Perhaps this borders on the aggressive approach, but if the 21-year-old Crawford remains healthy and repeats his 2015 performance in the first four months of 2016, it’s certainly not out of the question to see him in a Phillies uniform for the final two months of the season. Maybe he follows a similar path as Aaron Nola last year: begins the season in Double-A Reading, produces enough to warrant a promotion, in say, mid-June, and then doesn’t skip a beat in Allentown, and perhaps, takes his game to a new level as he begins to smell how close he is to Citizens Bank Park. (It smells like Tony Luke’s cheesesteaks and Federal Donuts, of course).

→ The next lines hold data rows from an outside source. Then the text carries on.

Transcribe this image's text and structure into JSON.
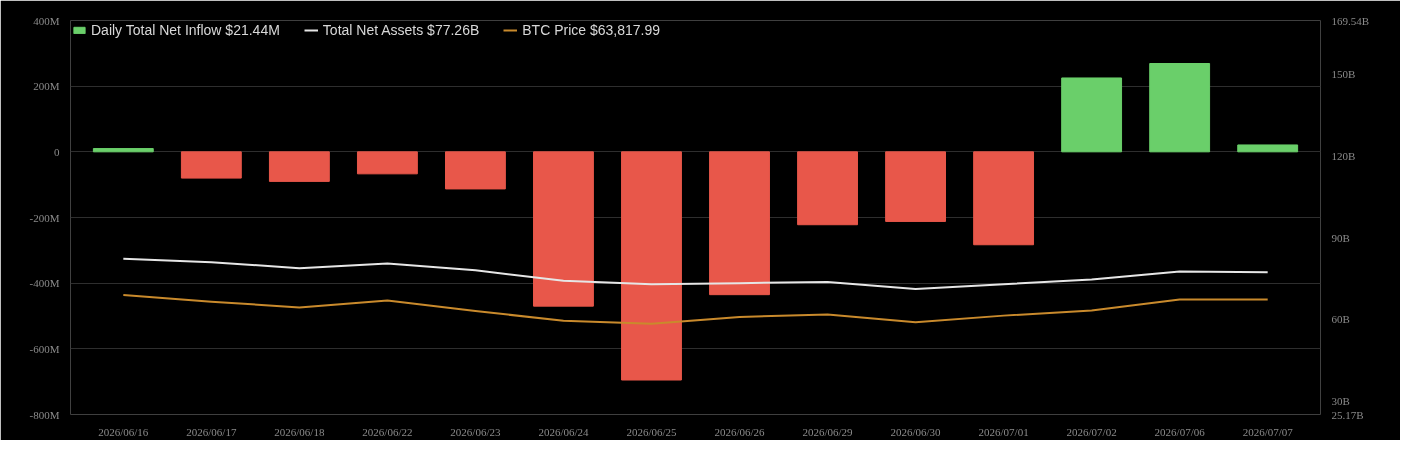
{
  "chart_data": {
    "type": "bar",
    "categories": [
      "2026/06/16",
      "2026/06/17",
      "2026/06/18",
      "2026/06/22",
      "2026/06/23",
      "2026/06/24",
      "2026/06/25",
      "2026/06/26",
      "2026/06/29",
      "2026/06/30",
      "2026/07/01",
      "2026/07/02",
      "2026/07/06",
      "2026/07/07"
    ],
    "series": [
      {
        "name": "Daily Total Net Inflow $21.44M",
        "colors": [
          "#6acf6a",
          "#e8574a",
          "#e8574a",
          "#e8574a",
          "#e8574a",
          "#e8574a",
          "#e8574a",
          "#e8574a",
          "#e8574a",
          "#e8574a",
          "#e8574a",
          "#6acf6a",
          "#6acf6a",
          "#6acf6a"
        ],
        "values": [
          10,
          -80,
          -90,
          -67,
          -113,
          -470,
          -695,
          -435,
          -222,
          -212,
          -283,
          225,
          269,
          21
        ]
      },
      {
        "name": "Total Net Assets $77.26B",
        "type": "line",
        "axis": "y2",
        "color": "#e6e6e6",
        "values": [
          82.2,
          81,
          78.8,
          80.5,
          78,
          74.2,
          72.9,
          73.3,
          73.7,
          71.2,
          72.9,
          74.6,
          77.6,
          77.3
        ]
      },
      {
        "name": "BTC Price $63,817.99",
        "type": "line",
        "axis": "y2",
        "color": "#c98a2c",
        "values": [
          69,
          66.5,
          64.4,
          66.9,
          63.1,
          59.5,
          58.4,
          60.9,
          61.8,
          59,
          61.4,
          63.3,
          67.3,
          67.3
        ]
      }
    ],
    "ylim": [
      -800,
      400
    ],
    "yticks": [
      {
        "value": -800,
        "label": "-800M"
      },
      {
        "value": -600,
        "label": "-600M"
      },
      {
        "value": -400,
        "label": "-400M"
      },
      {
        "value": -200,
        "label": "-200M"
      },
      0,
      {
        "value": 200,
        "label": "200M"
      },
      {
        "value": 400,
        "label": "400M"
      }
    ],
    "y2lim": [
      25.17,
      169.54
    ],
    "y2ticks": [
      {
        "value": 25.17,
        "label": "25.17B"
      },
      {
        "value": 30,
        "label": "30B"
      },
      {
        "value": 60,
        "label": "60B"
      },
      {
        "value": 90,
        "label": "90B"
      },
      {
        "value": 120,
        "label": "120B"
      },
      {
        "value": 150,
        "label": "150B"
      },
      {
        "value": 169.54,
        "label": "169.54B"
      }
    ],
    "grid": "y",
    "legend": "top left",
    "marker": "none",
    "line_style": "solid"
  }
}
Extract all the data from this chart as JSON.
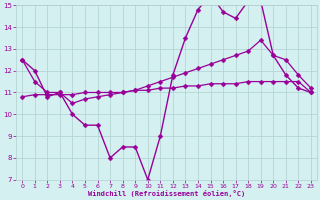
{
  "xlabel": "Windchill (Refroidissement éolien,°C)",
  "x": [
    0,
    1,
    2,
    3,
    4,
    5,
    6,
    7,
    8,
    9,
    10,
    11,
    12,
    13,
    14,
    15,
    16,
    17,
    18,
    19,
    20,
    21,
    22,
    23
  ],
  "y_main": [
    12.5,
    12.0,
    10.8,
    11.0,
    10.0,
    9.5,
    9.5,
    8.0,
    8.5,
    8.5,
    7.0,
    9.0,
    11.8,
    13.5,
    14.8,
    15.5,
    14.7,
    14.4,
    15.2,
    15.2,
    12.7,
    11.8,
    11.2,
    11.0
  ],
  "y_upper": [
    12.5,
    11.5,
    11.0,
    11.0,
    10.5,
    10.7,
    10.8,
    10.9,
    11.0,
    11.1,
    11.3,
    11.5,
    11.7,
    11.9,
    12.1,
    12.3,
    12.5,
    12.7,
    12.9,
    13.4,
    12.7,
    12.5,
    11.8,
    11.2
  ],
  "y_lower": [
    10.8,
    10.9,
    10.9,
    10.9,
    10.9,
    11.0,
    11.0,
    11.0,
    11.0,
    11.1,
    11.1,
    11.2,
    11.2,
    11.3,
    11.3,
    11.4,
    11.4,
    11.4,
    11.5,
    11.5,
    11.5,
    11.5,
    11.5,
    11.0
  ],
  "line_color": "#990099",
  "marker": "D",
  "marker_size": 2.5,
  "bg_color": "#d4f0f0",
  "grid_color": "#b0d0d0",
  "ylim": [
    7,
    15
  ],
  "xlim": [
    -0.5,
    23.5
  ],
  "yticks": [
    7,
    8,
    9,
    10,
    11,
    12,
    13,
    14,
    15
  ],
  "xticks": [
    0,
    1,
    2,
    3,
    4,
    5,
    6,
    7,
    8,
    9,
    10,
    11,
    12,
    13,
    14,
    15,
    16,
    17,
    18,
    19,
    20,
    21,
    22,
    23
  ]
}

How does Crawford’s arrival affect the rest of the lineup? Well, that probably depends on how well Cesar Hernandez does in the first four months of his first full season as a big league regular. In constructing the lineup, above, though (six months in advance!) it’s not as if I’m betting against Hernandez’s bat as much as I’m betting on Galvis’ glove. As long as his bat is closer to 2015 than 2012-14, I think Galvis has the edge on playing time at second after Crawford’s arrival at short because Galvis’s glove at second is simply that much better than that of Hernandez. Repeat that refrain from earlier: defense matters (and probably more so in the infield).
Oh, right, there’s another new name in this lineup: catching prospect Andrew Knapp. The former second round pick (selected out of Cal the same year the Phils drafted Crawford) was an offensive sensation at Reading last year and as long as he brushes up his game calling skills, the 24-year-old Knapp could surely find his onto the big league roster by August, if not sooner. (Just because this says August 4 doesn’t mean he couldn’t be on the roster in, say, July.)

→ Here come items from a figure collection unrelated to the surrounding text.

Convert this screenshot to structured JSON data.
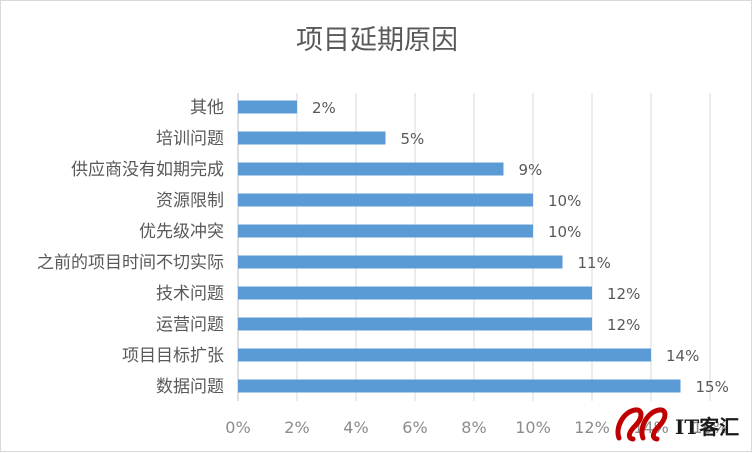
{
  "chart_data": {
    "type": "bar",
    "orientation": "horizontal",
    "title": "项目延期原因",
    "categories": [
      "其他",
      "培训问题",
      "供应商没有如期完成",
      "资源限制",
      "优先级冲突",
      "之前的项目时间不切实际",
      "技术问题",
      "运营问题",
      "项目目标扩张",
      "数据问题"
    ],
    "values": [
      2,
      5,
      9,
      10,
      10,
      11,
      12,
      12,
      14,
      15
    ],
    "data_labels": [
      "2%",
      "5%",
      "9%",
      "10%",
      "10%",
      "11%",
      "12%",
      "12%",
      "14%",
      "15%"
    ],
    "xlim": [
      0,
      16
    ],
    "xticks": [
      "0%",
      "2%",
      "4%",
      "6%",
      "8%",
      "10%",
      "12%",
      "14%",
      "16%"
    ],
    "grid": true,
    "bar_color": "#5b9bd5"
  },
  "watermark": {
    "text": "IT客汇",
    "color": "#c00000"
  }
}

Phillies lineup, September 4
Analysis: Now I'm getting crazy, going rogue and breaking away from the above every-two-months thing and adding in a bonus: September. It's September call-up time, so, why not. As you may or may not have noticed, only three names appear in this lineup and the one projected for Opening Day. But that’s just where the Phillies are as a rebuilding organization – they have a lot of young talent in the farm system and on the big league roster and most of them are still in development. If you see a lineup like this one at any point in September, it has been a successful season for the Phillies – it means all of these players has progressed positively in 2016.

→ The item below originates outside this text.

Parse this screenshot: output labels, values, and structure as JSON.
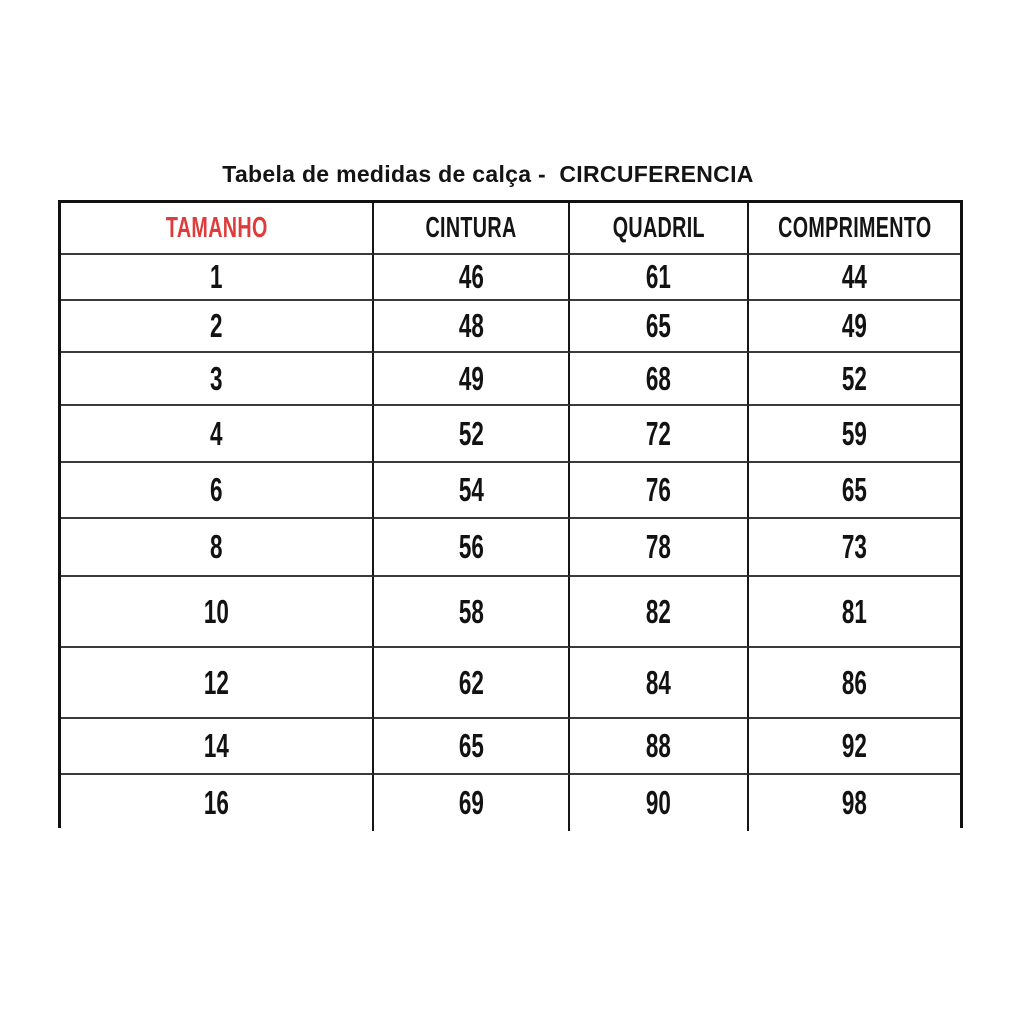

The newcomers in this lineup: catcher Jorge Alfaro and outfielder Roman Quinn. Both were injured for large chunks of 2015, stunting their progress as prospects. As a result, both probably need more time than the Williamses, Crawfords, and Knapps this year to continue to hone their skills and make up for lost at-bats from last season.
You may have noticed that both Alfaro and Knapp managed to get into this lineup, despite Major League Baseball allowing teams to start just one catcher in their lineups. (That’s crazy. The new commish needs to get on this). If both of these guys reach their ceilings, one will have to move to another spot, eventually. Perhaps Alfaro, who has an 80 arm on the scouting world’s 20-80 scouting scale, makes sense to put in right field instead of moving Knapp. But that same arm – and a potential 20-30 home run bat - would play very well at catcher, too. And since that’s a more difficult position to fill, period - let alone with a power bat – bet on the Phillies exhausting every effort to mold Alfaro into their catcher of the future.
As for Quinn, we buried him in this lineup because we’re figuring it’s his first month in the big leagues and he can work his way up to the top (where he’ll belong long-term with his unrivaled speed). Unless Herrera falters in 2016, it’s difficult to mess with the top three spots in that, currently-constructed-for-September 4th lineup. If Quinn hits, his speed will play at the top of the lineup - but we're going to hold off on going as far as predicting the April 4, 2017 lineup.